Un’opera poco conosciuta in Italia che è Lady Macbeth di Shostakovich. Sono molto legata all’area dell’ex Unione Sovietica. L’ho frequentata molto per lavoro e ho avuto modo di respirare proprio il colore locale e il modo di fare ed eseguire quel tipo di repertorio in quei Paesi. Il che assume tutto un altro colore. E’ un po’ come ascoltare l’opera italiana suonata in Italia o all’estero.

Parliamo del suo primo l’album, MY JOURNEY - Puccini’s Symphonic Works, realizzato con l’Orchestra della Toscana
Ho scelto Puccini perché è il compositore per eccellenza della mia terra. Io sono lucchese, condividiamo la stessa città, gli stessi natali ma anche un humus culturale e questo fa sì che sia anche particolarmente facile e immediato per me poter capire alcune sfumature e alcune citazioni presenti nelle sue opere. E poi Puccini oltre che un illustre concittadino è una figura di assoluto riferimento, quasi uno spirito guida che è sempre stato presente nei momenti più importanti della mia vita professionale.

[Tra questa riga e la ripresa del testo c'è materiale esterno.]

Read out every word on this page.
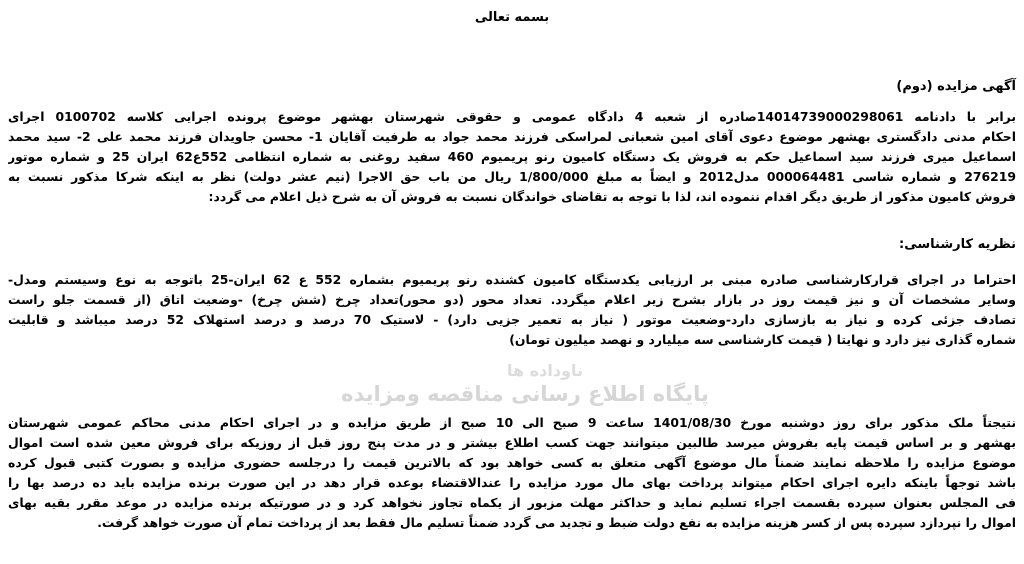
بسمه تعالی
آگهی مزایده (دوم)
برابر با دادنامه 14014739000298061صادره از شعبه 4 دادگاه عمومی و حقوقی شهرستان بهشهر موضوع پرونده اجرایی کلاسه 0100702 اجرای
احکام مدنی دادگستری بهشهر موضوع دعوی آقای امین شعبانی لمراسکی فرزند محمد جواد به طرفیت آقایان 1- محسن جاویدان فرزند محمد علی 2- سید محمد
اسماعیل میری فرزند سید اسماعیل حکم به فروش یک دستگاه کامیون رنو پریمیوم 460 سفید روغنی به شماره انتظامی 552ع62 ایران 25 و شماره موتور
276219 و شماره شاسی 000064481 مدل2012 و ایضاً به مبلغ 1/800/000 ریال من باب حق الاجرا (نیم عشر دولت) نظر به اینکه شرکا مذکور نسبت به
فروش کامیون مذکور از طریق دیگر اقدام ننموده اند، لذا با توجه به تقاضای خواندگان نسبت به فروش آن به شرح ذیل اعلام می گردد:
نظریه کارشناسی:
احتراما در اجرای قرارکارشناسی صادره مبنی بر ارزیابی یکدستگاه کامیون کشنده رنو پریمیوم بشماره 552 ع 62 ایران-25 باتوجه به نوع وسیستم ومدل-
وسایر مشخصات آن و نیز قیمت روز در بازار بشرح زیر اعلام میگردد. تعداد محور (دو محور)تعداد چرخ (شش چرخ) -وضعیت اتاق (از قسمت جلو راست
تصادف جزئی کرده و نیاز به بازسازی دارد-وضعیت موتور ( نیاز به تعمیر جزیی دارد) - لاستیک 70 درصد و درصد استهلاک 52 درصد میباشد و قابلیت
شماره گذاری نیز دارد و نهایتا ( قیمت کارشناسی سه میلیارد و نهصد میلیون تومان)
ناوداده ها
پایگاه اطلاع رسانی مناقصه ومزایده
نتیجتاً ملک مذکور برای روز دوشنبه مورخ 1401/08/30 ساعت 9 صبح الی 10 صبح از طریق مزایده و در اجرای احکام مدنی محاکم عمومی شهرستان
بهشهر و بر اساس قیمت پایه بفروش میرسد طالبین میتوانند جهت کسب اطلاع بیشتر و در مدت پنج روز قبل از روزیکه برای فروش معین شده است اموال
موضوع مزایده را ملاحظه نمایند ضمناً مال موضوع آگهی متعلق به کسی خواهد بود که بالاترین قیمت را درجلسه حضوری مزایده و بصورت کتبی قبول کرده
باشد توجهاً باینکه دایره اجرای احکام میتواند پرداخت بهای مال مورد مزایده را عندالاقتضاء بوعده قرار دهد در این صورت برنده مزایده باید ده درصد بها را
فی المجلس بعنوان سپرده بقسمت اجراء تسلیم نماید و حداکثر مهلت مزبور از یکماه تجاوز نخواهد کرد و در صورتیکه برنده مزایده در موعد مقرر بقیه بهای
اموال را نپردازد سپرده پس از کسر هزینه مزایده به نفع دولت ضبط و تجدید می گردد ضمناً تسلیم مال فقط بعد از پرداخت تمام آن صورت خواهد گرفت.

Ha scritto anche un libro…
Sì, Allegro con fuoco, una piccola creatura che cerca di spiegare alcuni meccanismi della musica classica. E’ un libro di divulgazione che cerca di dare gli strumenti per capire, andare un po’ più in profondità ma allo stesso tempo proclama l’assoluta indipendenza dell’emozione dalla comprensione. E in questo la musica classica è come tutti gli altri tipi di musica.

Che musica ascolta nel tempo libero?
Un po’ di tutto. Mi piace rimanere aggiornata rispetto a quello che mi accade intorno, rispetto ai trend attuali.

Per esempio?
Sono amante di un certo “Brit-rock” ma non mi appassiono mai a un singolo cantautore o autore ma ci sono delle melodie che mi rimangono nella mente.

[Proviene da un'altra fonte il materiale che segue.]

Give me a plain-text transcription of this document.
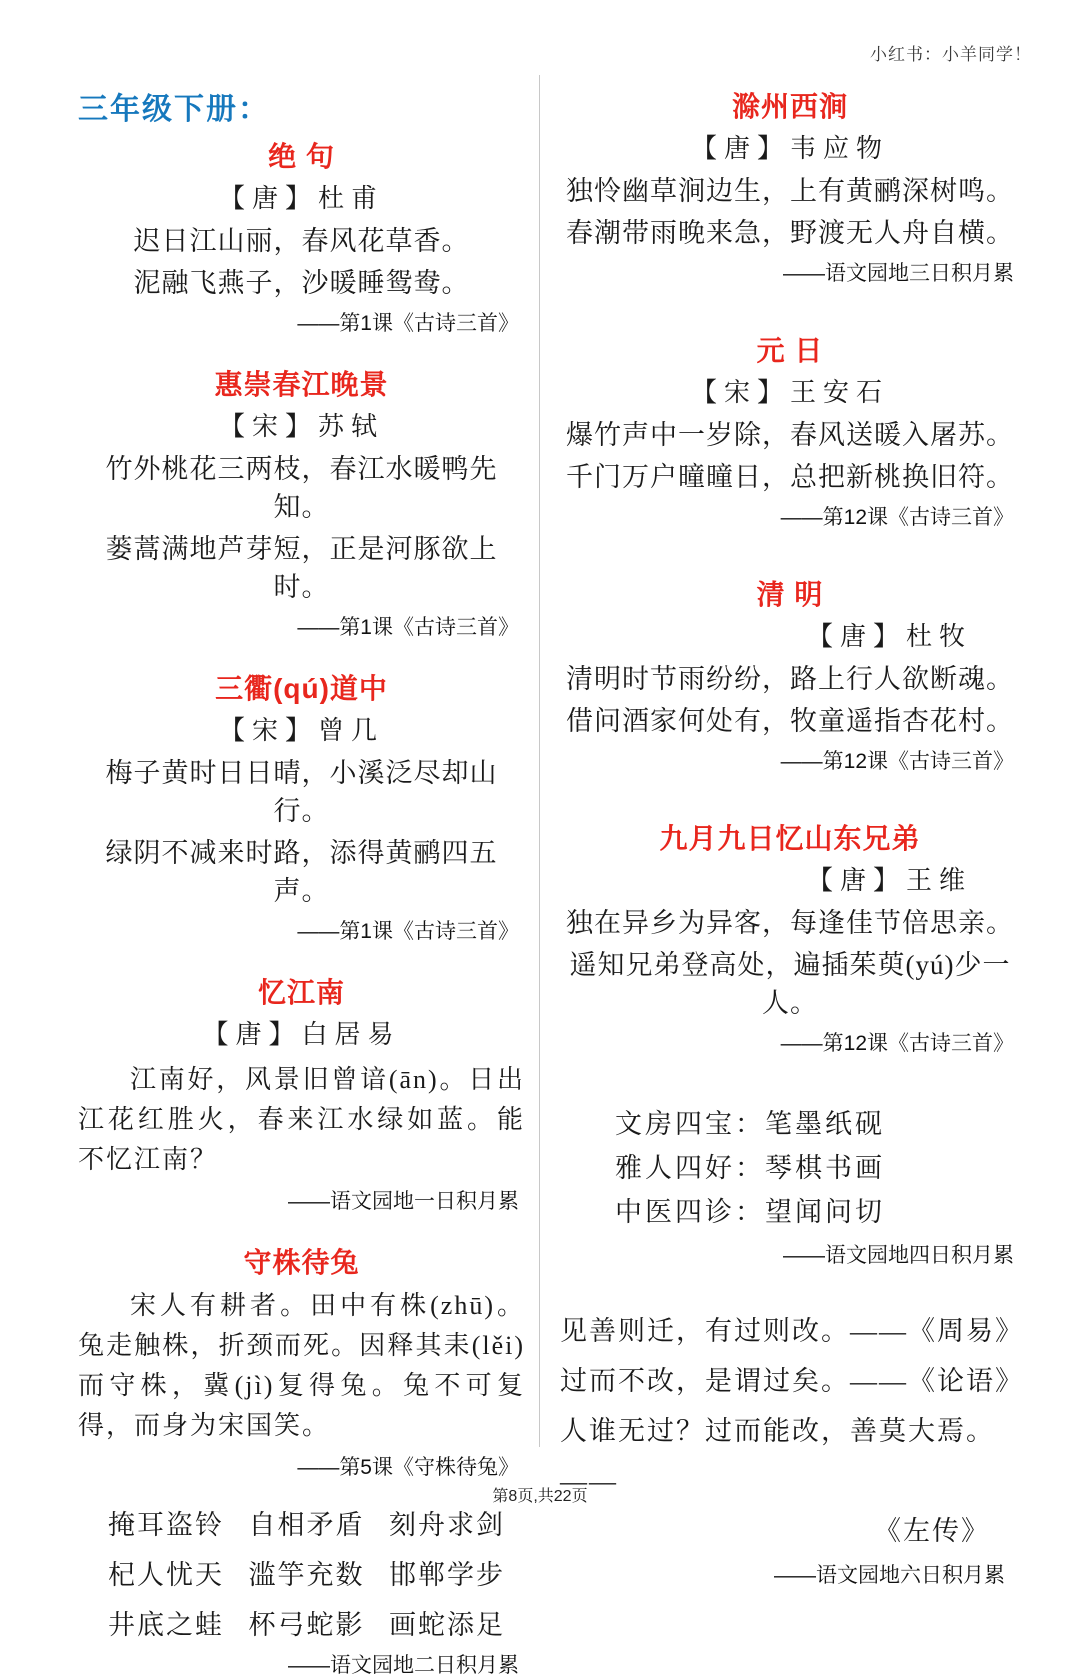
小红书：小羊同学！
三年级下册：
绝 句
【唐】杜甫
迟日江山丽，春风花草香。
泥融飞燕子，沙暖睡鸳鸯。
——第1课《古诗三首》
惠崇春江晚景
【宋】苏轼
竹外桃花三两枝，春江水暖鸭先知。
蒌蒿满地芦芽短，正是河豚欲上时。
——第1课《古诗三首》
三衢(qú)道中
【宋】曾几
梅子黄时日日晴，小溪泛尽却山行。
绿阴不减来时路，添得黄鹂四五声。
——第1课《古诗三首》
忆江南
【唐】白居易
江南好，风景旧曾谙(ān)。日出江花红胜火，春来江水绿如蓝。能不忆江南？
——语文园地一日积月累
守株待兔
宋人有耕者。田中有株(zhū)。兔走触株，折颈而死。因释其耒(lěi)而守株，冀(jì)复得兔。兔不可复得，而身为宋国笑。
——第5课《守株待兔》
掩耳盗铃 自相矛盾 刻舟求剑
杞人忧天 滥竽充数 邯郸学步
井底之蛙 杯弓蛇影 画蛇添足
——语文园地二日积月累
滁州西涧
【唐】韦应物
独怜幽草涧边生，上有黄鹂深树鸣。
春潮带雨晚来急，野渡无人舟自横。
——语文园地三日积月累
元 日
【宋】王安石
爆竹声中一岁除，春风送暖入屠苏。
千门万户曈曈日，总把新桃换旧符。
——第12课《古诗三首》
清 明
【唐】杜牧
清明时节雨纷纷，路上行人欲断魂。
借问酒家何处有，牧童遥指杏花村。
——第12课《古诗三首》
九月九日忆山东兄弟
【唐】王维
独在异乡为异客，每逢佳节倍思亲。
遥知兄弟登高处，遍插茱萸(yú)少一人。
——第12课《古诗三首》
文房四宝：笔墨纸砚
雅人四好：琴棋书画
中医四诊：望闻问切
——语文园地四日积月累
见善则迁，有过则改。——《周易》
过而不改，是谓过矣。——《论语》
人谁无过？过而能改，善莫大焉。——
《左传》
——语文园地六日积月累
第8页,共22页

È stata inserita dalla rivista Forbes nell’elenco dei 100 giovani Under 30 del futuro. Quale messaggio pensa di dare ai suoi coetanei?
Il messaggio che cerco di portare avanti è quello dell’autenticità del singolo individuo. Non nascondere la propria natura ma anzi farne un punto di forza. E’ l’unicità del singolo che porta un valore aggiunto al lavoro che si svolge.

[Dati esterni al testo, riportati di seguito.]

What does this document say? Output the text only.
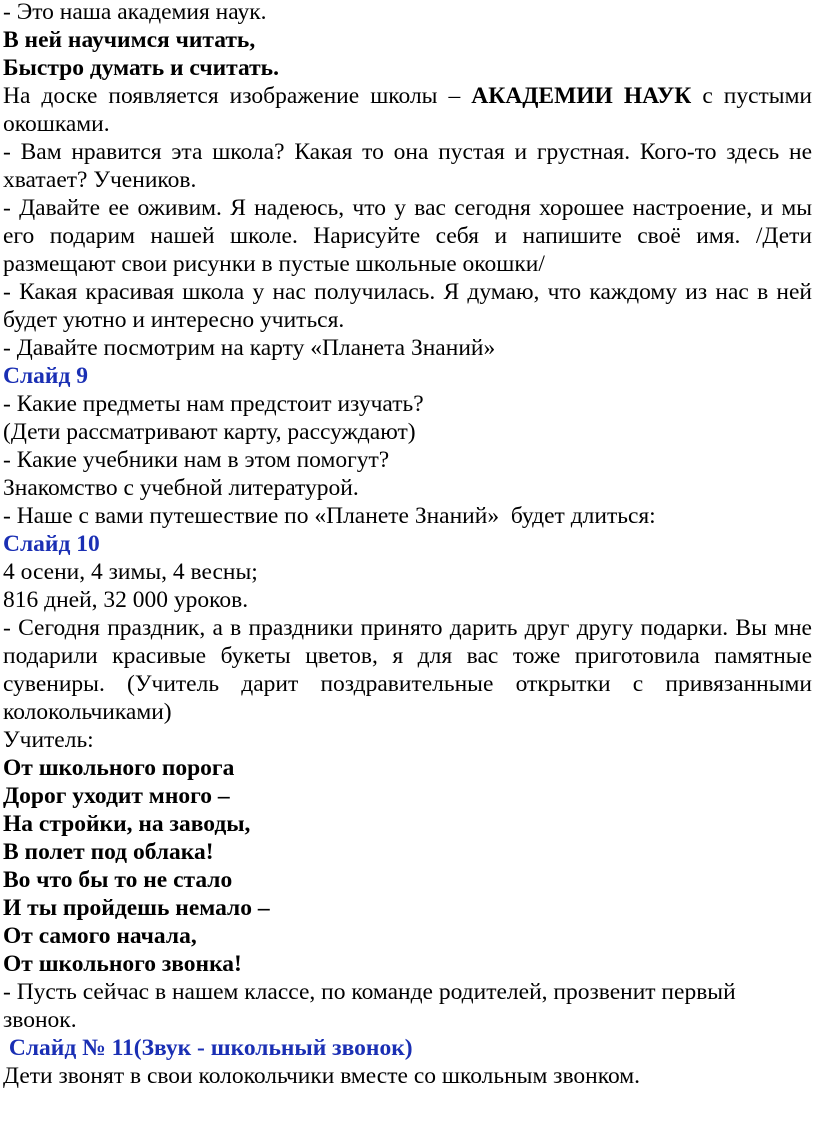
- Это наша академия наук.
В ней научимся читать,
Быстро думать и считать.
На доске появляется изображение школы – АКАДЕМИИ НАУК с пустыми
окошками.
- Вам нравится эта школа? Какая то она пустая и грустная. Кого-то здесь не
хватает? Учеников.
- Давайте ее оживим. Я надеюсь, что у вас сегодня хорошее настроение, и мы
его подарим нашей школе. Нарисуйте себя и напишите своё имя. /Дети
размещают свои рисунки в пустые школьные окошки/
- Какая красивая школа у нас получилась. Я думаю, что каждому из нас в ней
будет уютно и интересно учиться.
- Давайте посмотрим на карту «Планета Знаний»
Слайд 9
- Какие предметы нам предстоит изучать?
(Дети рассматривают карту, рассуждают)
- Какие учебники нам в этом помогут?
Знакомство с учебной литературой.
- Наше с вами путешествие по «Планете Знаний»  будет длиться:
Слайд 10
4 осени, 4 зимы, 4 весны;
816 дней, 32 000 уроков.
- Сегодня праздник, а в праздники принято дарить друг другу подарки. Вы мне
подарили красивые букеты цветов, я для вас тоже приготовила памятные
сувениры. (Учитель дарит поздравительные открытки с привязанными
колокольчиками)
Учитель:
От школьного порога
Дорог уходит много –
На стройки, на заводы,
В полет под облака!
Во что бы то не стало
И ты пройдешь немало –
От самого начала,
От школьного звонка!
- Пусть сейчас в нашем классе, по команде родителей, прозвенит первый
звонок.
Слайд № 11(Звук - школьный звонок)
Дети звонят в свои колокольчики вместе со школьным звонком.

È molto attiva su Instagram. I social possono avvicinare i giovani alla musica classica?
È quello che sto cercando di fare attraverso l’uso dei social. Raramente posto cose che riguardino la mia vita privata. Anzi si sa poco e ci tengo che si sappia poco. Lo uso per cercare di incuriosire il più possibile rispetto alla figura del direttore d’orchestra. C’è bisogno di questo, di uno scatto. Perché una volta che si riesce ad ottenere, ad arrivare a toccare la materia della musica cosiddetta classica, quindi ad andare a teatro, sentire la sensazione di immersione nel suono che solo gli strumenti fisici dell’orchestra riescono a produrre non si può rimanere immuni dal fascino del teatro.